Cependant, un texte loi n’est qu’un texte de loi que peut contredire souvent les pratiques sociales.  Pour son efficacité, le texte fondamental doit s’attaquer au fonctionnement de la société, favoriser les forces  sociales acquis aux réformes   et se projeter  sur l’avenir tenant compte de la  future carte géo stratégie mondiale. Je ne tracerai que huit axes  directeurs mais stratégiques,  devant   dépasser l’ancienne culture de l’unique dépense monétaire,  grâce à la rente des hydrocarbures,  pour  améliorer la gestion et éviter  ces impacts mitigés  et ces  surcouts exorbitants. Nous ne pouvons pas ne pas reconnaître le décalage qui existe entre les potentialités que recèle l’Algérie, et elles sont énormes  et le niveau de développement loin des attentes que le pays a atteint après plusieurs décennies d’indépendance, 98% d’exportation d’hydrocarbures et important 70/75% des besoins des ménages et  des entreprises publiques et privées. Etant différées, les réformes  seront douloureuses d’où l’urgence d‘une austérité partagée et d’une moralité sans faille de ceux qui auront à diriger la Cité.
1.- L’Algérie doit  engager de véritables réformes structurelles  et notamment  les véritables réformes  du  système politique, centre névralgique de la résistance au changement et à l’ouverture en choisissant clairement entre un  régime parlementaire ou présidentiel afin de responsabiliser les  acteurs politiques?

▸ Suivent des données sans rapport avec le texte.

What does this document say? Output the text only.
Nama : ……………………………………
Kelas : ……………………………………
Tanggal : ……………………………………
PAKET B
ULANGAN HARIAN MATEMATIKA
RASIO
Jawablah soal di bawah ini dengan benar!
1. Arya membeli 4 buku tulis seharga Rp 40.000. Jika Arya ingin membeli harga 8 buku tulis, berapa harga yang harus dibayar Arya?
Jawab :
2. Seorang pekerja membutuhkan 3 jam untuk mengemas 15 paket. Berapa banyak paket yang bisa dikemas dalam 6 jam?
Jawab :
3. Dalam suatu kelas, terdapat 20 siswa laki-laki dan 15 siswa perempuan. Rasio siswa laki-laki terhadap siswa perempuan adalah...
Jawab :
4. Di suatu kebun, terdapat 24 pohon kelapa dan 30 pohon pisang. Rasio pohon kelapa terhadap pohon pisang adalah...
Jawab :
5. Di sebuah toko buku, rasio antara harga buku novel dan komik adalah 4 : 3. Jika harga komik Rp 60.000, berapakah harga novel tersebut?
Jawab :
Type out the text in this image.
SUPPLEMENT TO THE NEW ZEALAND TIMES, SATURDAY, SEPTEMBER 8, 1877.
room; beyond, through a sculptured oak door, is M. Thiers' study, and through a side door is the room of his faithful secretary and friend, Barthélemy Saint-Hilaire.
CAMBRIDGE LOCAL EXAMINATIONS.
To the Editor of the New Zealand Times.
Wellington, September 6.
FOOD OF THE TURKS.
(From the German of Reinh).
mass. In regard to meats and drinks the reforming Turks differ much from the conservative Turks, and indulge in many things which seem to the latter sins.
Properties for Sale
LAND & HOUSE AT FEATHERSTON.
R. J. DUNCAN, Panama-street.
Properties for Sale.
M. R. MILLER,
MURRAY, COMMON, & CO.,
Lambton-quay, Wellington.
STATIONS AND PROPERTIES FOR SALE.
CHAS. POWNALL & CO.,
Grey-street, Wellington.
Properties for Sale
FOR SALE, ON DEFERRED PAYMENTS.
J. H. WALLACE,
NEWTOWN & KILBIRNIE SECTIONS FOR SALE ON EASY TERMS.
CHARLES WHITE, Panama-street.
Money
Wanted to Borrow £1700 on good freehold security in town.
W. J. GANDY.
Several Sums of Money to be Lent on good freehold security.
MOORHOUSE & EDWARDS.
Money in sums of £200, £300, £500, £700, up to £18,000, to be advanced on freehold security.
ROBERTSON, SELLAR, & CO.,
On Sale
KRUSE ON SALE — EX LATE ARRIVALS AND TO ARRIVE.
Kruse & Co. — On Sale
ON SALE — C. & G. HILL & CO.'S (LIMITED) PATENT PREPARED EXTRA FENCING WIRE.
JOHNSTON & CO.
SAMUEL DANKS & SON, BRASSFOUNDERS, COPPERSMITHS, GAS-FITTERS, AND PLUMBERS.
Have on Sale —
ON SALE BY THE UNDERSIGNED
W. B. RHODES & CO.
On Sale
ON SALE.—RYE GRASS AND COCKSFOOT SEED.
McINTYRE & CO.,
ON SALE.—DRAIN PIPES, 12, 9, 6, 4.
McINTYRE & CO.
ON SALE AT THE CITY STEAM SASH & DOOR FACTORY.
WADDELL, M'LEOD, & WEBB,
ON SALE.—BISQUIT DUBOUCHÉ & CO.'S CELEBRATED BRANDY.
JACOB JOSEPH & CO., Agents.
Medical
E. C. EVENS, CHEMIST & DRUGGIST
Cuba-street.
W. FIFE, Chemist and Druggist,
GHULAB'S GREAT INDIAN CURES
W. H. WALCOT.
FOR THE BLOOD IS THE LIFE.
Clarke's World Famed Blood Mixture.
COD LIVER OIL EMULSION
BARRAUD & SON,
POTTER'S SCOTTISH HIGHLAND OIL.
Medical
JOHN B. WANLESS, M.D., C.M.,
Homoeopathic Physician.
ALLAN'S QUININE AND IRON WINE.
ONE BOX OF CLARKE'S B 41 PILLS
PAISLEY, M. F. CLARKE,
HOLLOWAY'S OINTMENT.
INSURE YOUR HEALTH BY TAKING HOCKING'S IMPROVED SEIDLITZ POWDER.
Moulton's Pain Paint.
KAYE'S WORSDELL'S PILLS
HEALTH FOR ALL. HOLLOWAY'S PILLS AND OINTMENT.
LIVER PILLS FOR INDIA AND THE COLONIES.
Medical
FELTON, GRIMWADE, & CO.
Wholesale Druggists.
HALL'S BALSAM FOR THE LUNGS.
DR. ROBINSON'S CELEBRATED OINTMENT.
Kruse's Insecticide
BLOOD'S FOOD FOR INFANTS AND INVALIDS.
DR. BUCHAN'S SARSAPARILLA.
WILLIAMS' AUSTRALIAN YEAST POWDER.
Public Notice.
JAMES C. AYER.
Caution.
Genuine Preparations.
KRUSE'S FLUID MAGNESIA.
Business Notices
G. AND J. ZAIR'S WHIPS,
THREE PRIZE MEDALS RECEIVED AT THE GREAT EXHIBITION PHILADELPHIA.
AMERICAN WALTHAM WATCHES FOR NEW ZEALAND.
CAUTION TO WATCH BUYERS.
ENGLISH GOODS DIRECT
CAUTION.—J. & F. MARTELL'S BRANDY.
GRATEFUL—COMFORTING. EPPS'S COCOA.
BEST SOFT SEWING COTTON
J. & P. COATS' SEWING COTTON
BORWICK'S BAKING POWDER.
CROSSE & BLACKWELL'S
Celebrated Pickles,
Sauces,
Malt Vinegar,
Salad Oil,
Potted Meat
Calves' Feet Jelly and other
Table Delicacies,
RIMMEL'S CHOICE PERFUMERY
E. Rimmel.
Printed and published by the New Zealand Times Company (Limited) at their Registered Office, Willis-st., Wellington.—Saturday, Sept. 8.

 2.- De réaliser  la réforme  de la justice par l’application et l’adaptation du Droit, par la lutte contre la corruption  qui se socialise  devenant un danger pour la sécurité nationale devant synchroniser  le contrôle populaire, parlementaire et le contrôle technique.  
 3- Les réformes du  système éducatif, centre d’élaboration et de diffusion de la culture et de l’idéologie de la résistance au changement et à la modernisation du pays misant sur le nombre au détriment de la qualité donnant un système socio éducatif non adapté.
 4.-De procéder   aux réformes  du  secteur des hydrocarbures, source de rente et objet de toutes les convoitises, de l’agriculture par une nouvelle politique foncière et une  politique de gestion de l’eau.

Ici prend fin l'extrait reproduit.